The supporting cast includes Dan Levy, Rainn Wilson, Jenny Slate, and Brett Goldstein, whose comic strengths feel at odds with the film’s dour tone. Their appearances, though well-intentioned, often register as misaligned casting choices that pull viewers toward lighter tonal shifts they’re not prepared to meet. This mismatch contributes to a sense that the film’s tonal balance is off, despite the presence of talented performers who typically excel in other contexts.
On the flip side, Bartlett manages a credible portrayal of a husband stretched to the limit, and East delivers a committed performance as Josie, even if the script asks her to navigate a scene of blunt anger that doesn’t always land with credibility.
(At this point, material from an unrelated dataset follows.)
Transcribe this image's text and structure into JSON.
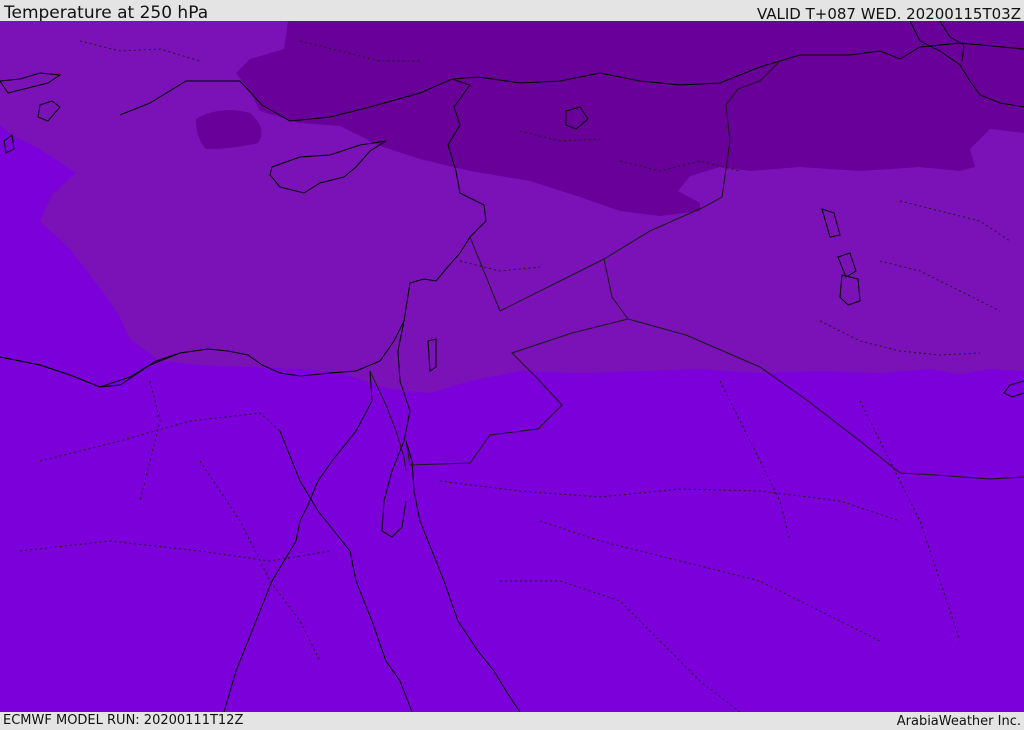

The overall result is a drama that hints at deeper themes—identity, addiction, and the fractures of family life—but often retreats behind familiar melodramatic patterns rather than pushing into more surprising, intimate territory.
If you’re drawn to contemporary European cinema or you’re a fan of Adams’ fearless performances, At the Sea may hold a cautious appeal. It’s notable for its artistic aims and for presenting a story of a woman trying to redefine herself in the face of broken promises and overdue reckonings. Still, compared with Mundruczó’s strongest work, and with the memorable intensity of his best-known pieces like White God, this English-language venture feels more conventional and less piercing.
Bottom line: At the Sea offers a serious meditation on personal collapse and renewal but is held back by a heavy-handed creative device and a script that treads well-worn pathos. The result is a watchable, if imperfect, drama anchored by Adams, yet it stops short of delivering the transformative impact it aspires to provoke. Is the attempt to fuse dance with dialogue a meaningful innovation or a distracting flourish that undercuts emotional truth? Share your take in the comments: do you think the film’s experimental choice deepens the story, or would you prefer a more traditional, dialogue-driven approach to Laura’s crisis?